The MIPS processor can overlap a couple of floating point calculations with
an integer operation.  The MIPS optimizing compiler does not alway generate
optimal overlap for these cases.  Perhaps someday someone will generate
a compiler which does this optimally, but right now the MIPS compiler doesn't.

>  Seems to me that with the advent of superscalar
>chips, for example, the compilers damn well better be smart enough to do
>this.  Or are we not talking about the same thing?

We'll see how good a job the superscalar compilers can do.

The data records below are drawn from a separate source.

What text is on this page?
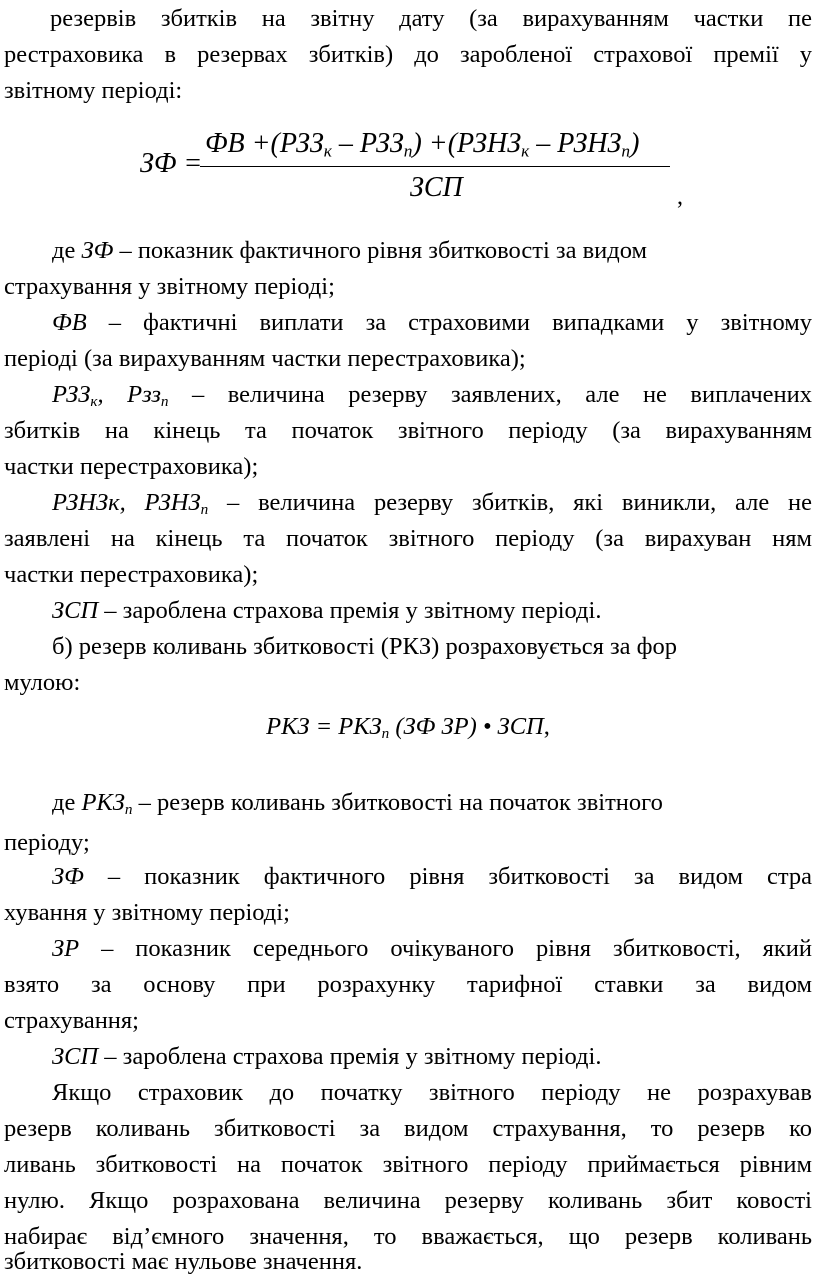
резервів збитків на звітну дату (за вирахуванням частки пе
рестраховика в резервах збитків) до заробленої страхової премії у
звітному періоді:
ЗФ =
ФВ $+(РЗЗ_к - РЗЗ_п)$ $+(РЗНЗ_к$ – $РЗНЗ_п$)
ЗСП	,
де ЗФ – показник фактичного рівня збитковості за видом
страхування у звітному періоді;
ФВ – фактичні виплати за страховими випадками у звітному
періоді (за вирахуванням частки перестраховика);
$РЗЗ_к$, Рзз$_п$ – величина резерву заявлених, але не виплачених
збитків на кінець та початок звітного періоду (за вирахуванням
частки перестраховика);
РЗНЗк, $РЗНЗ_п$ – величина резерву збитків, які виникли, але не
заявлені на кінець та початок звітного періоду (за вирахуван ням
частки перестраховика);
ЗСП – зароблена страхова премія у звітному періоді.
б) резерв коливань збитковості (РКЗ) розраховується за фор
мулою:
РКЗ = $РКЗ_п$ (ЗФ ЗР) • ЗСП,
де $РКЗ_п$ – резерв коливань збитковості на початок звітного
періоду;
ЗФ – показник фактичного рівня збитковості за видом стра
хування у звітному періоді;
ЗР – показник середнього очікуваного рівня збитковості, який
взято за основу при розрахунку тарифної ставки за видом
страхування;
ЗСП – зароблена страхова премія у звітному періоді.
Якщо страховик до початку звітного періоду не розрахував
резерв коливань збитковості за видом страхування, то резерв ко
ливань збитковості на початок звітного періоду приймається рівним
нулю. Якщо розрахована величина резерву коливань збит ковості
набирає від’ємного значення, то вважається, що резерв коливань
збитковості має нульове значення.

>But when you say "complex multiplication", exactly what do you mean?  An
>example would be illuminating here.

I mean a multiplication of two complex numbers.  For example:

	(e + if) = (a + jb) * (c + jd)

can be calculated as:

	e = a*c - b*d;
	f = a*d + b*c;

This is the clear, obvious way to code this calculation.  It has four
multiplies and two summations.

It can also be coded as:

	u = (a-b)*d;
	e = u + a*(c-d);
	f = u + b*(c+d);

Which has only 3 multiplies.  (But 5 summations).

Some architectures (e.g. SPARC) take much longer to multiply than to add.

I know of no C compiler which will recognize a complex multiplication and
rewrite it in the faster form.  (It's not even clear that you'd want it to).
If you are interested in making these complex multiplies occur very rapidly,
then the later method should be used since it is faster.  It's not as clear
though.

>Golly gee, no kidding.  But its expected behavior (unless it's really
>stupidly coded) is O(n*log(n)).  I'm not arguing that the programmer doesn't
>need to understand the algorithm, nor am I arguing that for the utterly
>fastest behavior, the programmer can avoid looking at what the compiler
>produces (I do this myself).  However, sometimes the result of this is
>a note to the compiler developers that results in faster code.  And
>sometimes it's the pleasant discovery that the compiler did just what I
>wanted it to do.

I fully agree.  But the original posting stated that it was enough to just
right clear code because the optimizer will make the most of it.  In general,
it wont.  Maybe someday.

			Bruce Karsh
			karsh@sgi.com